The drafters have explicitly said that PL86-272 does not apply, which gives us a good idea about why they drafted things the way they did.  However, the legislative intent is not constitutionally dispositive so we may see litigation in this area.  There is no exemption for foreign sellers that lack a US Permanent Establishment.  This may be an issue in situations involving royalties for use of intangible assets in Oregon. 

I am worried that many folks will not know they are subject to this tax.  For example, if a taxpayer has not historically had nexus with Oregon (possibly because they have been sitting in the PL86-272 safe harbor), they may not realize that they have tax nexus for CAT purposes.  Therefore, they may not make the required estimated payments (which incurs penalties), because they didn’t realize that they were subject to tax in Oregon now.  This is a relatively unique problem, as almost all of the other states that have adopted a gross receipts tax (with the sole exception of Delaware) have a sales tax, which was not historically PL86-272 protected. 

There are similar traps when a taxpayer calculates their base.  Gross receipts sourced to Oregon isn’t just a proxy for the numerator of the Oregon Corporate Excise Tax sales factor. While the starting point is, on its face, gross receipts from Oregon business activity, the Department has promulgated special rules for certain types of businesses and even recently given guidance that federal Payroll Protection Program loan proceeds aren’t subject to the CAT (although they might have been absent that guidance).  The Department also clarified that sales to companies outside of Oregon are not “thrown back” into Oregon sales like certain sales are for the calculation of the sales factor. 

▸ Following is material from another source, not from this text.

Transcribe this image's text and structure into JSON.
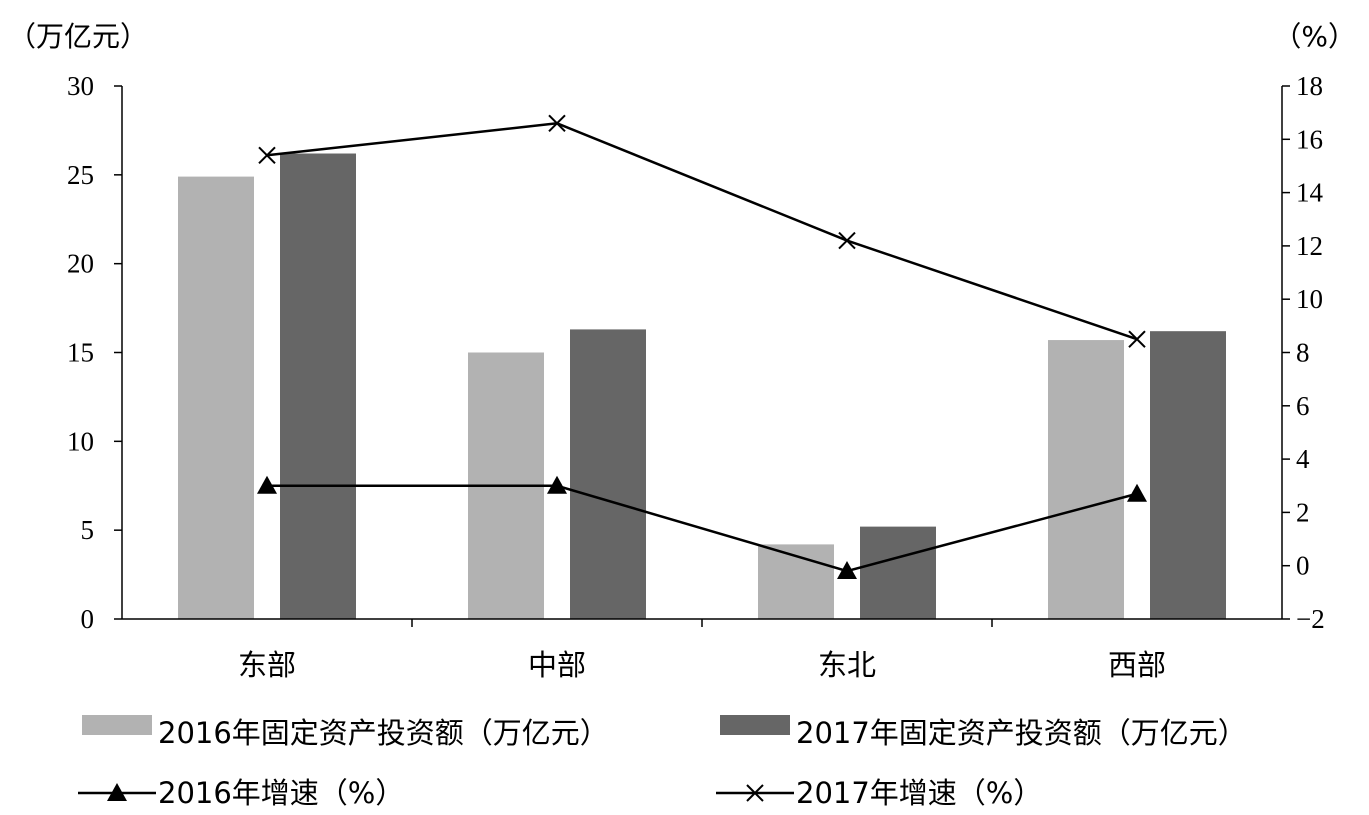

Taxpayers are allowed to deduct 35% of the greater of cost inputs or allowable labor costs, If the taxpayer is in multiple states, they have to figure out what share of that deduction is allocable to Oregon and then confirm the deduction does not exceed 95% of taxpayer’s commercial activity in Oregon. 

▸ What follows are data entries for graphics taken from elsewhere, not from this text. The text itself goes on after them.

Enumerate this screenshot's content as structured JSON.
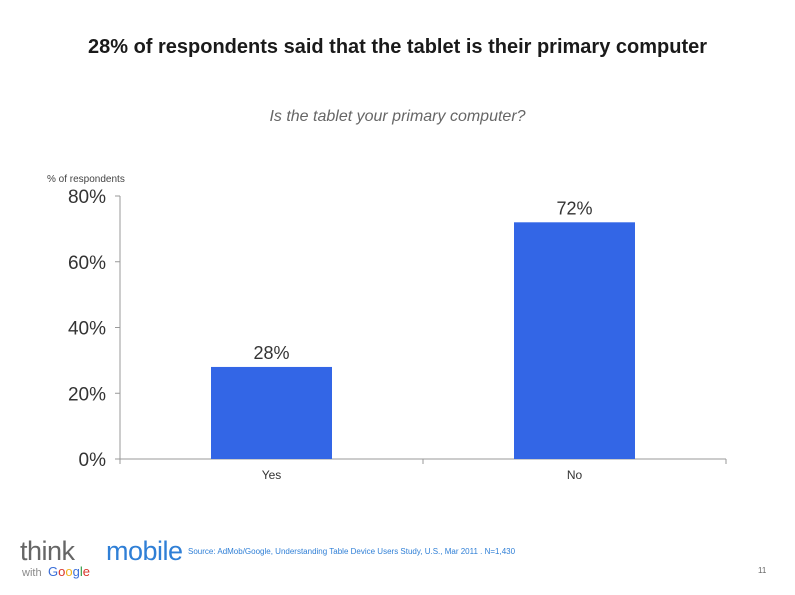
{
  "slide": {
    "title": "28% of respondents said that the tablet is their primary computer",
    "source": "Source: AdMob/Google, Understanding Table Device Users Study, U.S., Mar 2011 . N=1,430",
    "page_number": "11"
  },
  "logo": {
    "think": "think",
    "mobile": "mobile",
    "with": "with",
    "google_letters": [
      "G",
      "o",
      "o",
      "g",
      "l",
      "e"
    ],
    "google_colors": [
      "#3b6fd8",
      "#d9352a",
      "#f2b21b",
      "#3b6fd8",
      "#2f9a44",
      "#d9352a"
    ]
  },
  "chart_data": {
    "type": "bar",
    "title": "Is the tablet your primary computer?",
    "ylabel": "% of respondents",
    "xlabel": "",
    "categories": [
      "Yes",
      "No"
    ],
    "values": [
      28,
      72
    ],
    "data_labels": [
      "28%",
      "72%"
    ],
    "ylim": [
      0,
      80
    ],
    "yticks": [
      0,
      20,
      40,
      60,
      80
    ],
    "ytick_labels": [
      "0%",
      "20%",
      "40%",
      "60%",
      "80%"
    ],
    "bar_color": "#3366e6",
    "axis_color": "#999999",
    "grid": false,
    "legend": "none"
  }
}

We’ve talked with a lot of folks who have partnership or partnership-type entities (like limited liability companies) where they as owners are receiving guaranteed payments.  The Department of Revenue has advised that they cannot include guaranteed payments to owners in their labor costs.  Businesses that utilize independent contractors are also prohibited from using the costs associated with those workers towards their allowable labor costs. 

The Department of Revenue has been tasked with the job of implementing this new tax system.  To that end, they had a series of “listening sessions” around the state and telephonically.  They had planned to have several more this spring, but the current global pandemic put a stop to those. 

A page been set up  on the Department of Revenue’s website that contains answers to certain frequently asked questions.  Those answers have been refined as they have heard stakeholder concerns in the listening sessions.  There are still a lot of questions that have not been answered and situations that remain to be addressed.